Conclusion: The present case challenged by its differential diagnoses, which included inflammatory, like CLIPPERS-syndrome, and neoplastic disorders. The exclusive IgM-isotype MOG-ab-response might be a false positive result, which fits well to the resent observation, that secondary antibodies to human IgG can also detect IgM-abs. While the absence of demyelination in the biopsy argues against a pathophysiological role, the clinical relevance of MOG-ab response is unclear. Finally, we have analysed 10 additional patients with CNS lymphoma for MOG-abs, but all of them were negative for IgG MOG-abs, whereas two were positive for IgM MOG-abs.
This case report demonstrates the possible pitfalls of MOG-ab testing and indicates that borderline positive MOG-ab results should be confirmed by a second immunoassay using either human IgG(Fc) or IgG1 specific secondary antibodies.
Disclosure: Klaus Berek: nothing to disclose.
Franziska Di Pauli has received speaking honoraria from Biogen-Idec and Sanofi-Aventis Austria.
Paul Rhomberg: nothing to disclose.
Kathrin Schanda: nothing to disclose.
Guenther Stockhammer: nothing to disclose.
Romana Höftberger received speakers honoraria from Euroimmun AG and travel support from Novartis.

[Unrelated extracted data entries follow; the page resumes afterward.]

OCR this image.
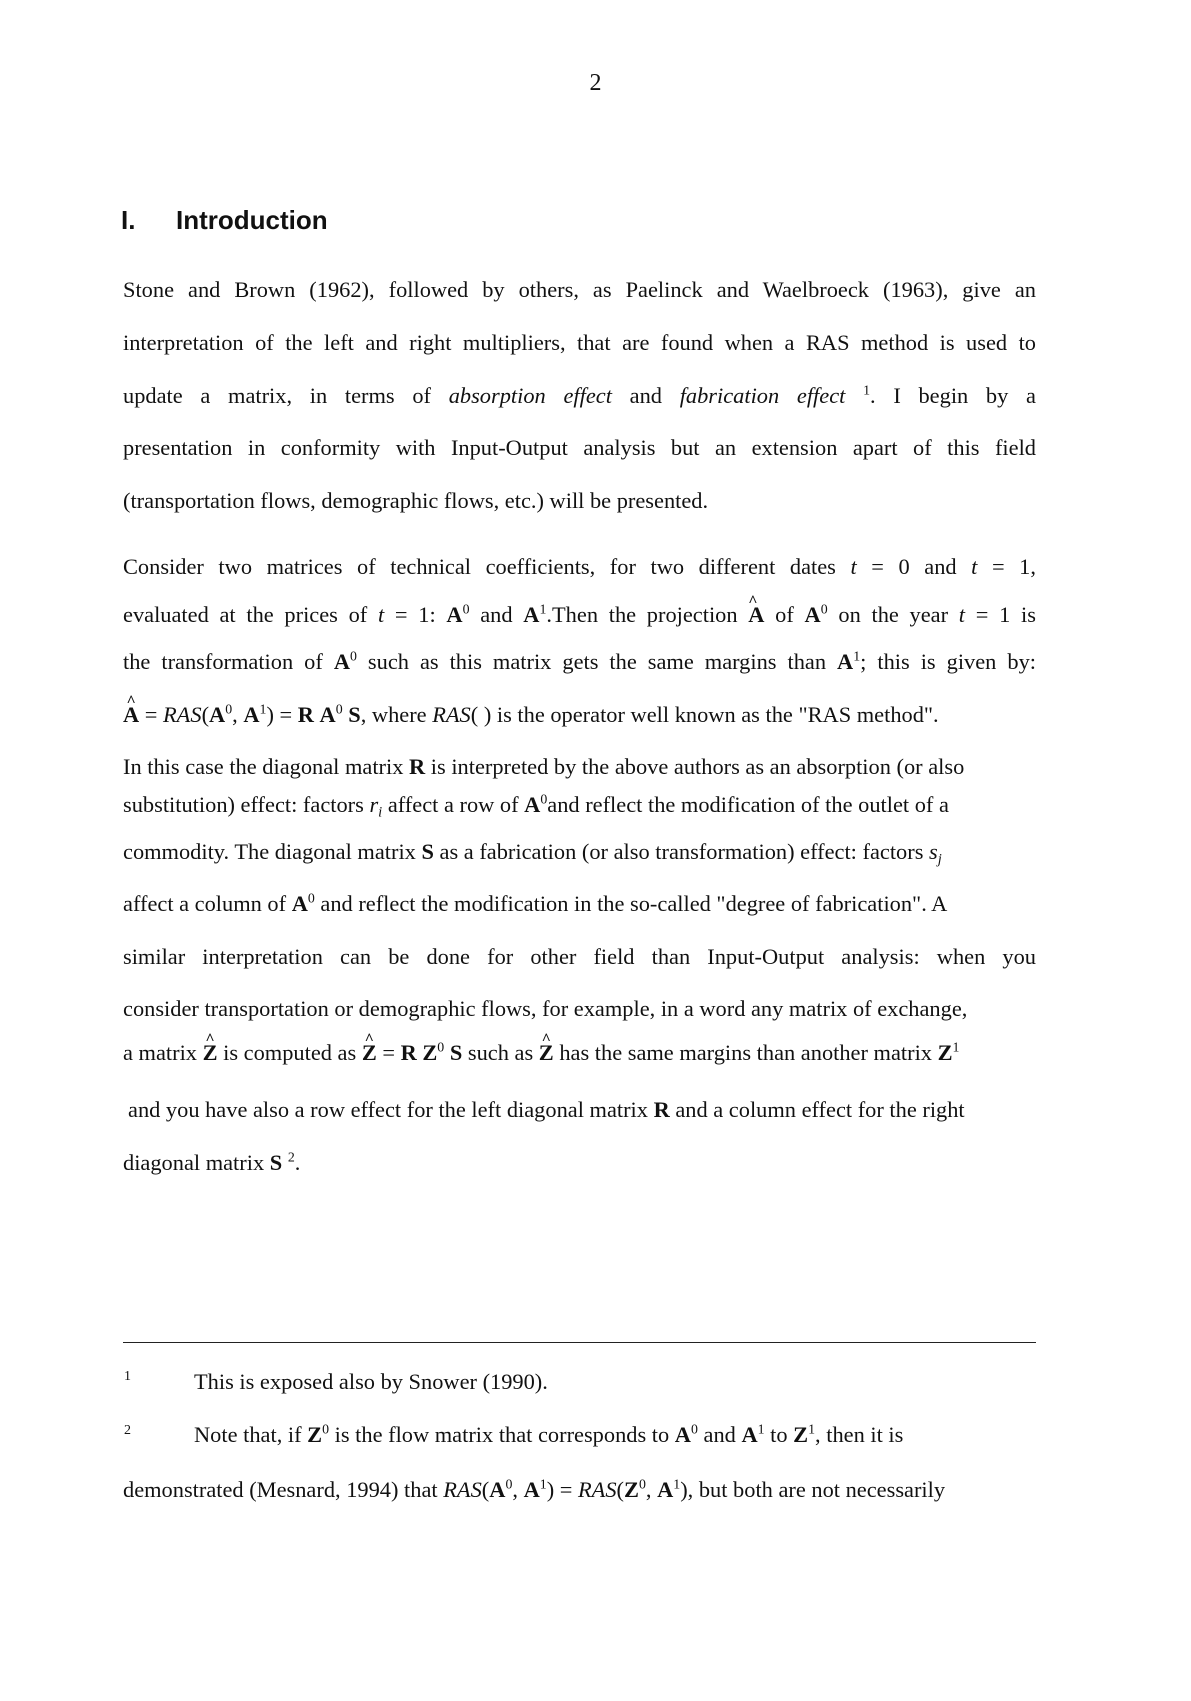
2
I. Introduction
Stone and Brown (1962), followed by others, as Paelinck and Waelbroeck (1963), give an
interpretation of the left and right multipliers, that are found when a RAS method is used to
update a matrix, in terms of absorption effect and fabrication effect $^1$. I begin by a
presentation in conformity with Input-Output analysis but an extension apart of this field
(transportation flows, demographic flows, etc.) will be presented.
Consider two matrices of technical coefficients, for two different dates t = 0 and t = 1,
evaluated at the prices of t = 1: $A^0$ and $A^1.Then$ the projection ^ A of $A^0$ on the year t = 1 is
the transformation of $A^0$ such as this matrix gets the same margins than $A^1$; this is given by:
^ $A = RAS(A^0$, $A^1) = R$ $A^0$ S, where RAS( ) is the operator well known as the "RAS method".
In this case the diagonal matrix R is interpreted by the above authors as an absorption (or also
substitution) effect: factors $r_i$ affect a row of $A^0and$ reflect the modification of the outlet of a
commodity. The diagonal matrix S as a fabrication (or also transformation) effect: factors $s_j$
affect a column of $A^0$ and reflect the modification in the so-called "degree of fabrication". A
similar interpretation can be done for other field than Input-Output analysis: when you
consider transportation or demographic flows, for example, in a word any matrix of exchange,
a matrix ^ Z is computed as ^ Z = R $Z^0$ S such as ^ Z has the same margins than another matrix $Z^1$
and you have also a row effect for the left diagonal matrix R and a column effect for the right
diagonal matrix S $^2$.
1	This is exposed also by Snower (1990).
2	Note that, if $Z^0$ is the flow matrix that corresponds to $A^0$ and $A^1$ to $Z^1$, then it is
demonstrated (Mesnard, 1994) that $RAS(A^0$, $A^1) = RAS(Z^0$, $A^1$), but both are not necessarily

Markus Reindl was supported by a research grant from the Austrian Science Promotion Agency (FFG). The University Hospital and Medical University of Innsbruck (Austria; M.R.) receives payments for antibody assays (MOG, AQP4, and other autoantibodies) and for MOG and AQP4 antibody validation experiments organized by Euroimmun (Lübeck, Germany).
Thomas Berger has received research grants (“BIG-WIG MS”,Austrian Federal Ministry of Science, Research and Economy; Austrian Multiple Sclerosis Research Society) and his institution receives payments for antibody assays (AQP4 and anti-neuronal antibodies) and for MOG and AQP4 antibody validation experiments organized by Euroimmun (Germany).